Genova, le porte del Teatro della Tosse – nomen omen – si aprono per la presentazione di un libro, con un giornalista e un attore di fama.

I posti sono contati, c’è un massimo, ci spiegano, ci sono protocolli rigidissimi. Fuori piove che diolamanda.

L’emozione coinvolge tutti, per le parole dei relatori, certo, per le analisi del giornalista sul G8 di vent’anni fa, per le divagazioni dell’attore, maestro di color che sanno e ne hanno viste tante.

C’è però una ragione in più, credo di poter dire, in questa sensazione, che tutte e tutti sembrano condividere.

Che sembra passato un secolo, dall’ultima volta, perché è passato un secolo, ma in verità la cosa immediatamente si rovescia nel suo contrario.

Sotto quelle luci, di fronte a quelle persone a scacchi, era come se non fosse successo niente e ve lo dice uno che ha conosciuto lutti, dolori, solitudini, angosce molto dure. Ma era come se fosse un lontano ricordo, come se tutto cominciasse di nuovo da dove ci eravamo lasciati.

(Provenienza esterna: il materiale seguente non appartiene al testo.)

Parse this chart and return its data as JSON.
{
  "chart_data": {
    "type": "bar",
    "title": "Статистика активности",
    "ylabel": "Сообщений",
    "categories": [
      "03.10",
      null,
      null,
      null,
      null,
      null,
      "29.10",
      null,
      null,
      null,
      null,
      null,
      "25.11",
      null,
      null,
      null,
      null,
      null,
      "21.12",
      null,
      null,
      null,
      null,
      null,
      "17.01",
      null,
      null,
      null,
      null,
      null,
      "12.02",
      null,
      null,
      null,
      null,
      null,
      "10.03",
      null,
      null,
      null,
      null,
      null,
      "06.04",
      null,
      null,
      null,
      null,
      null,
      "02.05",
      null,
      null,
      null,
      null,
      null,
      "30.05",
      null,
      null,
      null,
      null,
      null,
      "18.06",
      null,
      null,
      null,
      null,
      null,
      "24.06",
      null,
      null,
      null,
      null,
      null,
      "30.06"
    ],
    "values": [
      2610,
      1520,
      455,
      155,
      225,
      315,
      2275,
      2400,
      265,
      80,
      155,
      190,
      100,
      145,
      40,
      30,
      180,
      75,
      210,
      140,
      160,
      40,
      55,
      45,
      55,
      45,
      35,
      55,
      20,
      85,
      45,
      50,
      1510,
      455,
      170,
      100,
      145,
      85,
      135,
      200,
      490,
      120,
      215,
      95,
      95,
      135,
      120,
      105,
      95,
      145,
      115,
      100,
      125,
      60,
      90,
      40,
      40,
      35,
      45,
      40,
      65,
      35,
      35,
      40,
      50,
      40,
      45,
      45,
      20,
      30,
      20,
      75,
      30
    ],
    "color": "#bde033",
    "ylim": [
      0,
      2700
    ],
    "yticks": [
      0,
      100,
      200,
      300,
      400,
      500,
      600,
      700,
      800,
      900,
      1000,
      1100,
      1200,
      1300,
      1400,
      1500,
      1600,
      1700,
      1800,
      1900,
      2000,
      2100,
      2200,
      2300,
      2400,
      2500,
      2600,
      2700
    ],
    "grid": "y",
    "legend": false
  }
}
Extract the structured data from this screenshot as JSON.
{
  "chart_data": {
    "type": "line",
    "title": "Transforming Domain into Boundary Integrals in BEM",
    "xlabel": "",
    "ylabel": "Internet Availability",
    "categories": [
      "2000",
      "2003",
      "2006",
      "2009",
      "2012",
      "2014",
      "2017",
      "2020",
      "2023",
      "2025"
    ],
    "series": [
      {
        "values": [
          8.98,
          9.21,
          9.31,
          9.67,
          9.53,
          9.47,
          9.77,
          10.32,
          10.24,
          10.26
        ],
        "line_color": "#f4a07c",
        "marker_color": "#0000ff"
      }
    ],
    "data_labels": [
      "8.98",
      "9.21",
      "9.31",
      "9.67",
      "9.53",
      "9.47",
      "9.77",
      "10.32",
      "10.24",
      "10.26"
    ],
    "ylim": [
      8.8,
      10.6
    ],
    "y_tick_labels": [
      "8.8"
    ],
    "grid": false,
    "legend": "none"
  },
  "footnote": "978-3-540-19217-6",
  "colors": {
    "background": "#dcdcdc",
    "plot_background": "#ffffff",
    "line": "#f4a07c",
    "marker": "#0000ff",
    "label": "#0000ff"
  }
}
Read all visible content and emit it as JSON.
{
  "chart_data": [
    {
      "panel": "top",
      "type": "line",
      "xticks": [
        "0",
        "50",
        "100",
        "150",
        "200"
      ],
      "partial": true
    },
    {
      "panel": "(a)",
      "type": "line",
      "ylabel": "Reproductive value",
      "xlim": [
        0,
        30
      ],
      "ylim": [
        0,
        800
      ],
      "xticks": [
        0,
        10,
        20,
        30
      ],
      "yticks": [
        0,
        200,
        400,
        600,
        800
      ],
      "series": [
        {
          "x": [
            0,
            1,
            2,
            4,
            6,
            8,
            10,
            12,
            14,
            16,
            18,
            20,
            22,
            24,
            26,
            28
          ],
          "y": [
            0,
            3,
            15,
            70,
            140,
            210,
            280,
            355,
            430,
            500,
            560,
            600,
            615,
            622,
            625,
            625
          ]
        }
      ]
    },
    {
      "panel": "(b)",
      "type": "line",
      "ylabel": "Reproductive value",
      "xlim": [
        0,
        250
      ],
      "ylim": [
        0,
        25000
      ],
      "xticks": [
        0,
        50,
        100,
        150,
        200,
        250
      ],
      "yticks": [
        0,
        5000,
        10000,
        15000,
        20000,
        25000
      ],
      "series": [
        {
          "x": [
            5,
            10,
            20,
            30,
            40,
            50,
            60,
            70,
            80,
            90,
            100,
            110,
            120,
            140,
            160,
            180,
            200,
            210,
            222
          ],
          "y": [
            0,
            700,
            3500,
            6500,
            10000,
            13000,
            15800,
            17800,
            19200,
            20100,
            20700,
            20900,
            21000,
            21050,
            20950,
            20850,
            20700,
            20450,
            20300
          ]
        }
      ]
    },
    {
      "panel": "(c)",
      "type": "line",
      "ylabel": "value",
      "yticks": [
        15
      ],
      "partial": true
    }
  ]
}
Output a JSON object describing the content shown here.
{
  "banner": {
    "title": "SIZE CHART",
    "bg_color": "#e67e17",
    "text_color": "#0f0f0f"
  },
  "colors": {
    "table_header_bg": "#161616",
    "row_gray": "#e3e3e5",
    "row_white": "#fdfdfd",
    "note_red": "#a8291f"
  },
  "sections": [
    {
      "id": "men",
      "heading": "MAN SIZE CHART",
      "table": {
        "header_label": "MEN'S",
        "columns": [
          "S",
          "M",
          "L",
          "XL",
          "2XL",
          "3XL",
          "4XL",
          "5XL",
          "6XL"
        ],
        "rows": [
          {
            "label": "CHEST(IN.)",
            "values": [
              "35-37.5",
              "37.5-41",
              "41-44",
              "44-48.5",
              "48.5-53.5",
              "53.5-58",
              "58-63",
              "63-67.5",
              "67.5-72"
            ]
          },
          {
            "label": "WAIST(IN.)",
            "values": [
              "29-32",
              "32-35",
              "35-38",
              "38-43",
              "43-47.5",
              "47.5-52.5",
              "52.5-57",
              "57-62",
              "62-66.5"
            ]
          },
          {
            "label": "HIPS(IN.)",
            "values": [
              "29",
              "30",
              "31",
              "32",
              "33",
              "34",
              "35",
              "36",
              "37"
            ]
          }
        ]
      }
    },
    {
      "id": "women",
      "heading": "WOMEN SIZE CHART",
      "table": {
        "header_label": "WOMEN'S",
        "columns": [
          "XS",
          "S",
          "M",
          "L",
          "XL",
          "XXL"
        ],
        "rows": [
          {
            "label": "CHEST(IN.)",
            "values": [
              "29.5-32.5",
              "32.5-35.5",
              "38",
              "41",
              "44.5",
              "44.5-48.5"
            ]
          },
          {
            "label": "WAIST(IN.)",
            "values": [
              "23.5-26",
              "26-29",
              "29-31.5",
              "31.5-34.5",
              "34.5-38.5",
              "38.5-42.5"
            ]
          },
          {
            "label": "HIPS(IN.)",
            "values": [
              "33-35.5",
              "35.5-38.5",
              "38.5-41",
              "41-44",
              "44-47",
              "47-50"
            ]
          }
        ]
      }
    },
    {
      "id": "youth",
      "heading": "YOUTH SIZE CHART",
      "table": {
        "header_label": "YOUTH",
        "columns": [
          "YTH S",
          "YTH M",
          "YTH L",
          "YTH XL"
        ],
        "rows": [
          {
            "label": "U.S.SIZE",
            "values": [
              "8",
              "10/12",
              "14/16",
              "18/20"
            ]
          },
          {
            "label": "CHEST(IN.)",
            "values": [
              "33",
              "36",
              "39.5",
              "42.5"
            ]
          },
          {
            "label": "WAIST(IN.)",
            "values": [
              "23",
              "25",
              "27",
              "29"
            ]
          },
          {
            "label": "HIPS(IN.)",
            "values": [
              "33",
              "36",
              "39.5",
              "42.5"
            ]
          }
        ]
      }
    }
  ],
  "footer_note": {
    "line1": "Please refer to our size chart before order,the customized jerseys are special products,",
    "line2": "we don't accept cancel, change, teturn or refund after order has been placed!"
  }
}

Un intermezzo, un intervallo, una sospensione, di un anno. E passa. Come se non fosse successo nulla.

Intendiamoci, non sto sostenendo che non sia successo nulla, mentre lo scrivo ricordo — meglio, sento – le immagini pubbliche e private di un anno che non esiterei a definire di merda totale.

Ma è come se parlando da quel palco, incontrando a debita distanza le persone, fermandosi a parlare con loro, tutto apparisse come quella sensazione che ti danno i déjà-vu, come se il 2020 – inteso in senso estensivo – non fosse mai esistito. Un anno perso, come se fosse saltato. Bisesto e prolungato non di un solo giorno, ma di qualche mese. E funesto. Comunque, un’eccezione. Come quando i nostri padri ti raccontavano: «quell’anno ero a militare». Rimozione? Certo.

Però forse dobbiamo imparare a viverla così, questa stagione. Come se tutto riprendesse da dove si è fermato il tempo, tra limiti orari e geografici, chiusure e clausure, claustrofobie e perdite. Di senso.

Ci torneremo tra qualche tempo, se tutto andrà come speriamo. Però non pensiamoci più, almeno per un po’. Perché il vaccino più potente, sotto il profilo psicologico, è quello di allontanare da sé l’anno della marmotta, delle giornate in cui le bombe delle sei chiudevano il giorno, dei “coprifuoco” e del generale, delle astrusità e della retorica vacua e inconsistente.

Si parte, insomma, con cautela, certo. Con responsabilità che speriamo sia diffusa a ogni latitudine. Però si torna a dove eravamo rimasti. Si stava meglio quando si stava meglio. E l’ovvietà è l’unico modo per affrontare una cosa enorme e inspiegabile, per come l’abbiamo vissuta. In due momenti, peraltro, e il secondo è stato, per molte ragioni, peggiore del primo.

Non sarà difficile recuperare il tempo perduto, che magari perdevamo anche “prima”, se ne avremo voglia e se ce la sentiremo. E, ne sono certo, ce la sentiremo.